Bristol Myers Squibb has received U.S. regulatory approval for deucravacitinib, a first-in-class oral treatment for moderate-to-severe plaque psoriasis.
The drug, to be marketed under the brand name Sotyktu, is aimed at patients who are candidates for systemic therapy or phototherapy and is not recommended in combination with other potent immunosuppressants.
It represents the first approval by the U.S. Food and Drug Administration for a medicine based on tyrosine kinase 2 (TYK2), a member of the Janus kinase (JAK) family.
The agent is also under review by the European Medical Association and other regulators such as those in Japan for adults with moderate-to-severe plaque psoriasis, pustular psoriasis and erythrodermic psoriasis.
Deucravacitinib is an inhibitor of TYK2 and its downstream activation of Signal Transducers and Activators of Transcription (STATs), though its precise action in plaque psoriasis is not known.
US approval was based on results from the phase 3 POETYK PSO-1 and POETYK PSO-2 clinical trials, which showed Sotyktu once daily was more effective than placebo and twice-daily use of the current treatment apremilast (Otezla) at 16 and 24 weeks in 1684 adults with moderate-to-severe plaque psoriasis.
“Sotyktu has the potential to become the new standard of care oral treatment for people with moderate-to-severe plaque psoriasis, given its profile in helping patients achieve clearer skin as demonstrated in the POETYK PSO clinical program,” said April Armstrong, POETYK PSO-1 trial investigator and dermatology professor at the University of Southern California.
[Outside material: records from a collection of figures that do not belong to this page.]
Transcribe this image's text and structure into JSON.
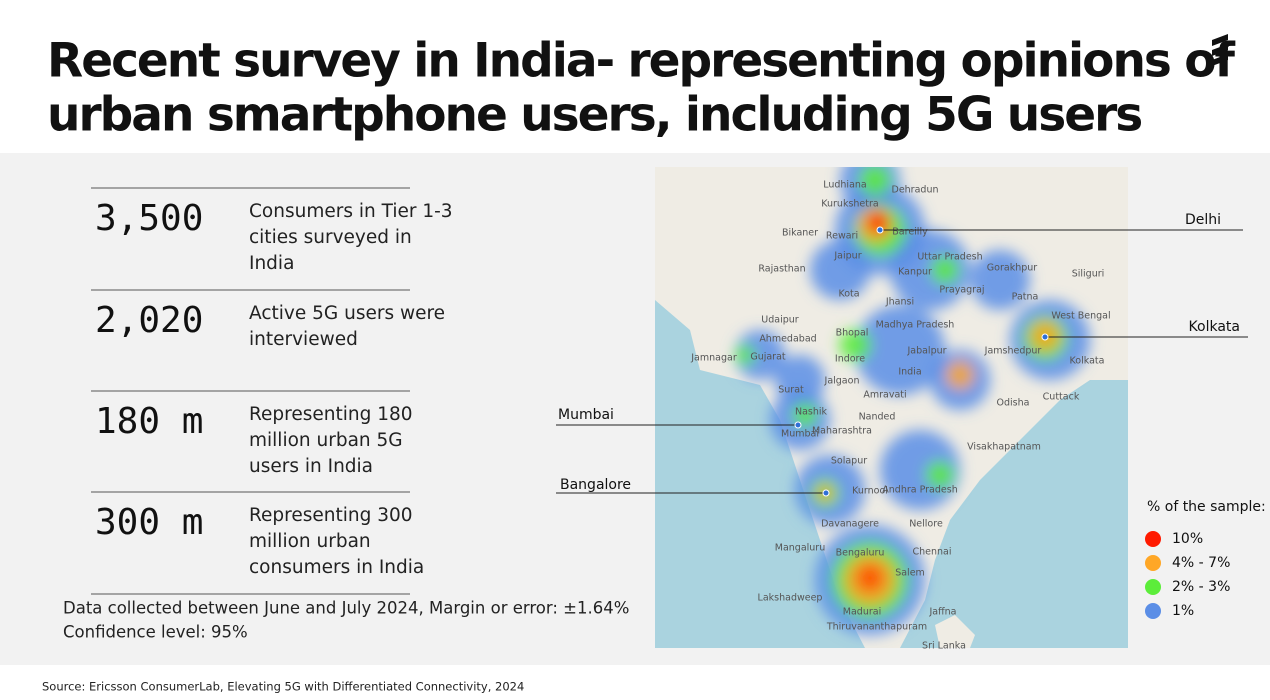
{
  "header": {
    "title_lines": [
      "Recent survey in India- representing opinions of",
      "urban smartphone users, including 5G users"
    ]
  },
  "stats": [
    {
      "number": "3,500",
      "description_lines": [
        "Consumers in Tier 1-3",
        "cities surveyed in",
        "India"
      ]
    },
    {
      "number": "2,020",
      "description_lines": [
        "Active 5G users were",
        "interviewed"
      ]
    },
    {
      "number": "180 m",
      "description_lines": [
        "Representing 180",
        "million urban 5G",
        "users in India"
      ]
    },
    {
      "number": "300 m",
      "description_lines": [
        "Representing 300",
        "million urban",
        "consumers in India"
      ]
    }
  ],
  "notes": [
    "Data collected between June and July 2024, Margin or error: ±1.64%",
    "Confidence level: 95%"
  ],
  "map": {
    "callouts": [
      "Delhi",
      "Kolkata",
      "Mumbai",
      "Bangalore"
    ],
    "places": [
      "Ludhiana",
      "Dehradun",
      "Kurukshetra",
      "Bikaner",
      "Rewari",
      "Bareilly",
      "Jaipur",
      "Uttar Pradesh",
      "Kanpur",
      "Gorakhpur",
      "Siliguri",
      "Rajasthan",
      "Prayagraj",
      "Patna",
      "Kota",
      "Jhansi",
      "Udaipur",
      "Madhya Pradesh",
      "Bhopal",
      "Ahmedabad",
      "Jabalpur",
      "Jamshedpur",
      "Kolkata",
      "West Bengal",
      "Jamnagar",
      "Gujarat",
      "Indore",
      "Jalgaon",
      "Amravati",
      "India",
      "Surat",
      "Odisha",
      "Cuttack",
      "Nashik",
      "Nanded",
      "Mumbai",
      "Maharashtra",
      "Visakhapatnam",
      "Solapur",
      "Kurnool",
      "Andhra Pradesh",
      "Davanagere",
      "Nellore",
      "Mangaluru",
      "Bengaluru",
      "Chennai",
      "Salem",
      "Lakshadweep",
      "Madurai",
      "Jaffna",
      "Thiruvananthapuram",
      "Sri Lanka"
    ]
  },
  "legend": {
    "title": "% of the sample:",
    "items": [
      {
        "label": "10%",
        "color": "#ff1a00"
      },
      {
        "label": "4% - 7%",
        "color": "#ffa726"
      },
      {
        "label": "2% - 3%",
        "color": "#5ced3a"
      },
      {
        "label": "1%",
        "color": "#5b8ee6"
      }
    ]
  },
  "source": "Source: Ericsson ConsumerLab, Elevating 5G with Differentiated Connectivity, 2024"
}
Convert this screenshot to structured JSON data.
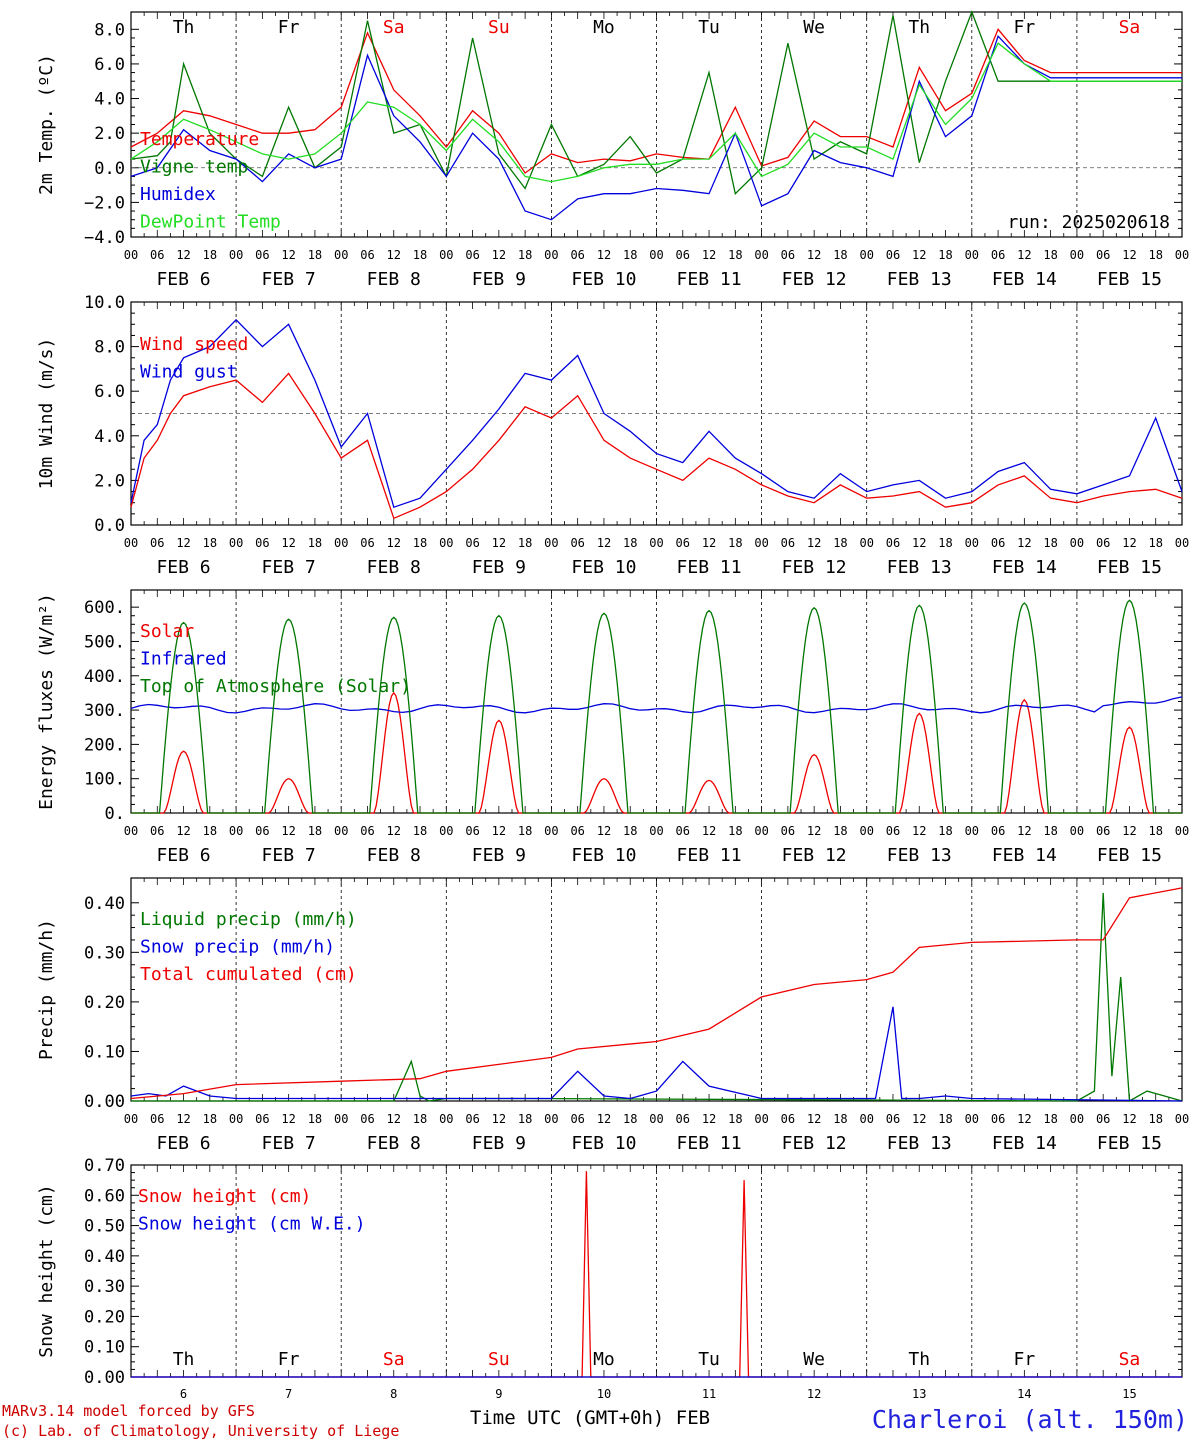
{
  "days": {
    "dates": [
      "FEB  6",
      "FEB  7",
      "FEB  8",
      "FEB  9",
      "FEB 10",
      "FEB 11",
      "FEB 12",
      "FEB 13",
      "FEB 14",
      "FEB 15"
    ],
    "day_numbers": [
      "6",
      "7",
      "8",
      "9",
      "10",
      "11",
      "12",
      "13",
      "14",
      "15"
    ],
    "weekdays": [
      "Th",
      "Fr",
      "Sa",
      "Su",
      "Mo",
      "Tu",
      "We",
      "Th",
      "Fr",
      "Sa"
    ],
    "weekend_flags": [
      false,
      false,
      true,
      true,
      false,
      false,
      false,
      false,
      false,
      true
    ],
    "hour_ticks": [
      "00",
      "06",
      "12",
      "18"
    ],
    "final_hour": "00"
  },
  "colors": {
    "red": "#ee0000",
    "green": "#007700",
    "blue": "#0000dd",
    "lightgreen": "#22dd22",
    "weekend": "#ee0000"
  },
  "chart_data": [
    {
      "type": "line",
      "id": "temp",
      "ylabel": "2m Temp. (ºC)",
      "ylim": [
        -4,
        9
      ],
      "yticks": [
        -4,
        -2,
        0,
        2,
        4,
        6,
        8
      ],
      "ytick_labels": [
        "−4.0",
        "−2.0",
        "0.0",
        "2.0",
        "4.0",
        "6.0",
        "8.0"
      ],
      "reference_line": 0,
      "annotation": "run: 2025020618",
      "series": [
        {
          "name": "Temperature",
          "color": "#ee0000",
          "x": [
            0,
            6,
            12,
            18,
            24,
            30,
            36,
            42,
            48,
            54,
            60,
            66,
            72,
            78,
            84,
            90,
            96,
            102,
            108,
            114,
            120,
            126,
            132,
            138,
            144,
            150,
            156,
            162,
            168,
            174,
            180,
            186,
            192,
            198,
            204,
            210,
            216,
            222,
            228,
            234,
            240
          ],
          "y": [
            1.2,
            2.0,
            3.3,
            3.0,
            2.5,
            2.0,
            2.0,
            2.2,
            3.5,
            7.8,
            4.5,
            3.0,
            1.2,
            3.3,
            2.0,
            -0.3,
            0.8,
            0.3,
            0.5,
            0.4,
            0.8,
            0.6,
            0.5,
            3.5,
            0.1,
            0.6,
            2.7,
            1.8,
            1.8,
            1.2,
            5.8,
            3.3,
            4.3,
            8.0,
            6.2,
            5.5,
            5.5,
            5.5,
            5.5,
            5.5,
            5.5
          ]
        },
        {
          "name": "Vigne temp",
          "color": "#007700",
          "x": [
            0,
            6,
            9,
            12,
            18,
            24,
            30,
            36,
            42,
            48,
            54,
            60,
            66,
            72,
            78,
            84,
            90,
            96,
            102,
            108,
            114,
            120,
            126,
            132,
            138,
            144,
            150,
            156,
            162,
            168,
            174,
            180,
            186,
            192,
            198,
            204,
            210,
            216,
            222,
            228,
            234,
            240
          ],
          "y": [
            0.5,
            0.7,
            1.5,
            6.0,
            2.0,
            0.5,
            -0.5,
            3.5,
            0.0,
            1.2,
            8.5,
            2.0,
            2.5,
            -0.5,
            7.5,
            0.8,
            -1.2,
            2.5,
            -0.5,
            0.2,
            1.8,
            -0.3,
            0.5,
            5.5,
            -1.5,
            0.0,
            7.2,
            0.5,
            1.5,
            0.8,
            8.8,
            0.3,
            5.0,
            9.0,
            5.0,
            5.0,
            5.0,
            5.0,
            5.0,
            5.0,
            5.0,
            5.0
          ]
        },
        {
          "name": "Humidex",
          "color": "#0000dd",
          "x": [
            0,
            6,
            12,
            18,
            24,
            30,
            36,
            42,
            48,
            54,
            60,
            66,
            72,
            78,
            84,
            90,
            96,
            102,
            108,
            114,
            120,
            126,
            132,
            138,
            144,
            150,
            156,
            162,
            168,
            174,
            180,
            186,
            192,
            198,
            204,
            210,
            216,
            222,
            228,
            234,
            240
          ],
          "y": [
            -0.5,
            0.0,
            2.2,
            1.0,
            0.5,
            -0.8,
            0.8,
            0.0,
            0.5,
            6.5,
            3.0,
            1.5,
            -0.5,
            2.0,
            0.5,
            -2.5,
            -3.0,
            -1.8,
            -1.5,
            -1.5,
            -1.2,
            -1.3,
            -1.5,
            2.0,
            -2.2,
            -1.5,
            1.0,
            0.3,
            0.0,
            -0.5,
            5.0,
            1.8,
            3.0,
            7.6,
            6.0,
            5.2,
            5.2,
            5.2,
            5.2,
            5.2,
            5.2
          ]
        },
        {
          "name": "DewPoint Temp",
          "color": "#22dd22",
          "x": [
            0,
            6,
            12,
            18,
            24,
            30,
            36,
            42,
            48,
            54,
            60,
            66,
            72,
            78,
            84,
            90,
            96,
            102,
            108,
            114,
            120,
            126,
            132,
            138,
            144,
            150,
            156,
            162,
            168,
            174,
            180,
            186,
            192,
            198,
            204,
            210,
            216,
            222,
            228,
            234,
            240
          ],
          "y": [
            0.5,
            1.5,
            2.8,
            2.2,
            1.5,
            0.8,
            0.5,
            0.8,
            2.0,
            3.8,
            3.5,
            2.5,
            1.0,
            2.8,
            1.5,
            -0.5,
            -0.8,
            -0.5,
            0.0,
            0.2,
            0.2,
            0.5,
            0.5,
            2.0,
            -0.5,
            0.2,
            2.0,
            1.2,
            1.2,
            0.5,
            4.8,
            2.5,
            4.0,
            7.2,
            6.0,
            5.0,
            5.0,
            5.0,
            5.0,
            5.0,
            5.0
          ]
        }
      ]
    },
    {
      "type": "line",
      "id": "wind",
      "ylabel": "10m Wind (m/s)",
      "ylim": [
        0,
        10
      ],
      "yticks": [
        0,
        2,
        4,
        6,
        8,
        10
      ],
      "ytick_labels": [
        "0.0",
        "2.0",
        "4.0",
        "6.0",
        "8.0",
        "10.0"
      ],
      "reference_line": 5,
      "series": [
        {
          "name": "Wind speed",
          "color": "#ee0000",
          "x": [
            0,
            3,
            6,
            9,
            12,
            18,
            24,
            30,
            36,
            42,
            48,
            54,
            60,
            66,
            72,
            78,
            84,
            90,
            96,
            102,
            108,
            114,
            120,
            126,
            132,
            138,
            144,
            150,
            156,
            162,
            168,
            174,
            180,
            186,
            192,
            198,
            204,
            210,
            216,
            222,
            228,
            234,
            240
          ],
          "y": [
            0.8,
            3.0,
            3.8,
            5.0,
            5.8,
            6.2,
            6.5,
            5.5,
            6.8,
            5.0,
            3.0,
            3.8,
            0.3,
            0.8,
            1.5,
            2.5,
            3.8,
            5.3,
            4.8,
            5.8,
            3.8,
            3.0,
            2.5,
            2.0,
            3.0,
            2.5,
            1.8,
            1.3,
            1.0,
            1.8,
            1.2,
            1.3,
            1.5,
            0.8,
            1.0,
            1.8,
            2.2,
            1.2,
            1.0,
            1.3,
            1.5,
            1.6,
            1.2
          ]
        },
        {
          "name": "Wind gust",
          "color": "#0000dd",
          "x": [
            0,
            3,
            6,
            9,
            12,
            18,
            24,
            30,
            36,
            42,
            48,
            54,
            60,
            66,
            72,
            78,
            84,
            90,
            96,
            102,
            108,
            114,
            120,
            126,
            132,
            138,
            144,
            150,
            156,
            162,
            168,
            174,
            180,
            186,
            192,
            198,
            204,
            210,
            216,
            222,
            228,
            234,
            240
          ],
          "y": [
            1.0,
            3.8,
            4.5,
            6.5,
            7.5,
            8.0,
            9.2,
            8.0,
            9.0,
            6.5,
            3.5,
            5.0,
            0.8,
            1.2,
            2.5,
            3.8,
            5.2,
            6.8,
            6.5,
            7.6,
            5.0,
            4.2,
            3.2,
            2.8,
            4.2,
            3.0,
            2.3,
            1.5,
            1.2,
            2.3,
            1.5,
            1.8,
            2.0,
            1.2,
            1.5,
            2.4,
            2.8,
            1.6,
            1.4,
            1.8,
            2.2,
            4.8,
            1.5
          ]
        }
      ]
    },
    {
      "type": "line",
      "id": "flux",
      "ylabel": "Energy fluxes (W/m²)",
      "ylim": [
        0,
        650
      ],
      "yticks": [
        0,
        100,
        200,
        300,
        400,
        500,
        600
      ],
      "ytick_labels": [
        "0.",
        "100.",
        "200.",
        "300.",
        "400.",
        "500.",
        "600."
      ],
      "series": [
        {
          "name": "Solar",
          "color": "#ee0000",
          "daily_peaks": [
            180,
            100,
            350,
            270,
            100,
            95,
            170,
            290,
            330,
            250
          ]
        },
        {
          "name": "Infrared",
          "color": "#0000dd",
          "baseline": 305
        },
        {
          "name": "Top of Atmosphere (Solar)",
          "color": "#007700",
          "daily_peaks": [
            555,
            565,
            570,
            575,
            582,
            590,
            598,
            605,
            612,
            620
          ]
        }
      ]
    },
    {
      "type": "line",
      "id": "precip",
      "ylabel": "Precip (mm/h)",
      "ylim": [
        0,
        0.45
      ],
      "yticks": [
        0,
        0.1,
        0.2,
        0.3,
        0.4
      ],
      "ytick_labels": [
        "0.00",
        "0.10",
        "0.20",
        "0.30",
        "0.40"
      ],
      "series": [
        {
          "name": "Liquid precip (mm/h)",
          "color": "#007700",
          "x": [
            0,
            60,
            64,
            66,
            68,
            72,
            90,
            216,
            220,
            222,
            224,
            226,
            228,
            232,
            236,
            240
          ],
          "y": [
            0,
            0,
            0.08,
            0.01,
            0,
            0.005,
            0.005,
            0,
            0.02,
            0.42,
            0.05,
            0.25,
            0,
            0.02,
            0.01,
            0
          ]
        },
        {
          "name": "Snow precip (mm/h)",
          "color": "#0000dd",
          "x": [
            0,
            4,
            8,
            12,
            18,
            24,
            60,
            96,
            102,
            108,
            114,
            120,
            126,
            132,
            144,
            170,
            174,
            176,
            180,
            186,
            192,
            240
          ],
          "y": [
            0.01,
            0.015,
            0.01,
            0.03,
            0.01,
            0.005,
            0.005,
            0.005,
            0.06,
            0.01,
            0.005,
            0.02,
            0.08,
            0.03,
            0.005,
            0.005,
            0.19,
            0.005,
            0.005,
            0.01,
            0.005,
            0
          ]
        },
        {
          "name": "Total cumulated (cm)",
          "color": "#ee0000",
          "x": [
            0,
            12,
            24,
            48,
            66,
            72,
            96,
            102,
            120,
            132,
            144,
            156,
            168,
            174,
            180,
            192,
            216,
            222,
            228,
            240
          ],
          "y": [
            0.005,
            0.015,
            0.033,
            0.04,
            0.045,
            0.06,
            0.088,
            0.105,
            0.12,
            0.145,
            0.21,
            0.235,
            0.245,
            0.26,
            0.31,
            0.32,
            0.325,
            0.325,
            0.41,
            0.43
          ]
        }
      ]
    },
    {
      "type": "line",
      "id": "snow",
      "ylabel": "Snow height (cm)",
      "ylim": [
        0,
        0.7
      ],
      "yticks": [
        0,
        0.1,
        0.2,
        0.3,
        0.4,
        0.5,
        0.6,
        0.7
      ],
      "ytick_labels": [
        "0.00",
        "0.10",
        "0.20",
        "0.30",
        "0.40",
        "0.50",
        "0.60",
        "0.70"
      ],
      "series": [
        {
          "name": "Snow height (cm)",
          "color": "#ee0000",
          "x": [
            0,
            103,
            104,
            105,
            139,
            140,
            141,
            240
          ],
          "y": [
            0,
            0,
            0.68,
            0,
            0,
            0.65,
            0,
            0
          ]
        },
        {
          "name": "Snow height (cm W.E.)",
          "color": "#0000dd",
          "x": [
            0,
            240
          ],
          "y": [
            0,
            0
          ]
        }
      ]
    }
  ],
  "footer": {
    "model_line": "MARv3.14 model forced by GFS",
    "credit_line": "(c) Lab. of Climatology, University of Liege",
    "time_label": "Time UTC (GMT+0h) FEB",
    "station": "Charleroi (alt. 150m)"
  }
}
BMS has also just announced results from the POETYK PSO long-term extension (LTE) trial, showing that continuous treatment with deucravacitinib maintained its efficacy in adults with moderate-to-severe plaque psoriasis.
The analysis, presented at this year’s European Academy of Dermatology and Venereology (EADV) Congress, followed POETYK PSO-1 trial participants who were treated for up to 2 years and who transitioned into the LTE trial.
The FDA approval and long-term trial results mark a change of fortunes for the drug, after the termination of a placebo-controlled trial examining its impact on kidney function in patients with lupus nephritis due to insufficient enrollment.
Last year, BMS also announced that the agent neither met its primary endpoint of clinical remission at 12 weeks, nor secondary efficacy endpoints for moderate-to-severe ulcerative colitis in the phase 2 LATTICE-UC study.
Following the FDA’s approval, BMS’s chief medical officer Samit Hirawat said: “This is another extraordinary achievement for Bristol Myers Squibb, as we bring forward a new mechanism of action, the first oral treatment approved in nearly 10 years, and the first orally dosed once-daily treatment for moderate-to-severe plaque psoriasis.
“We believe Sotyktu is a breakthrough in the treatment of patients with this condition, and we’re excited about its potential in other immune-mediated diseases.”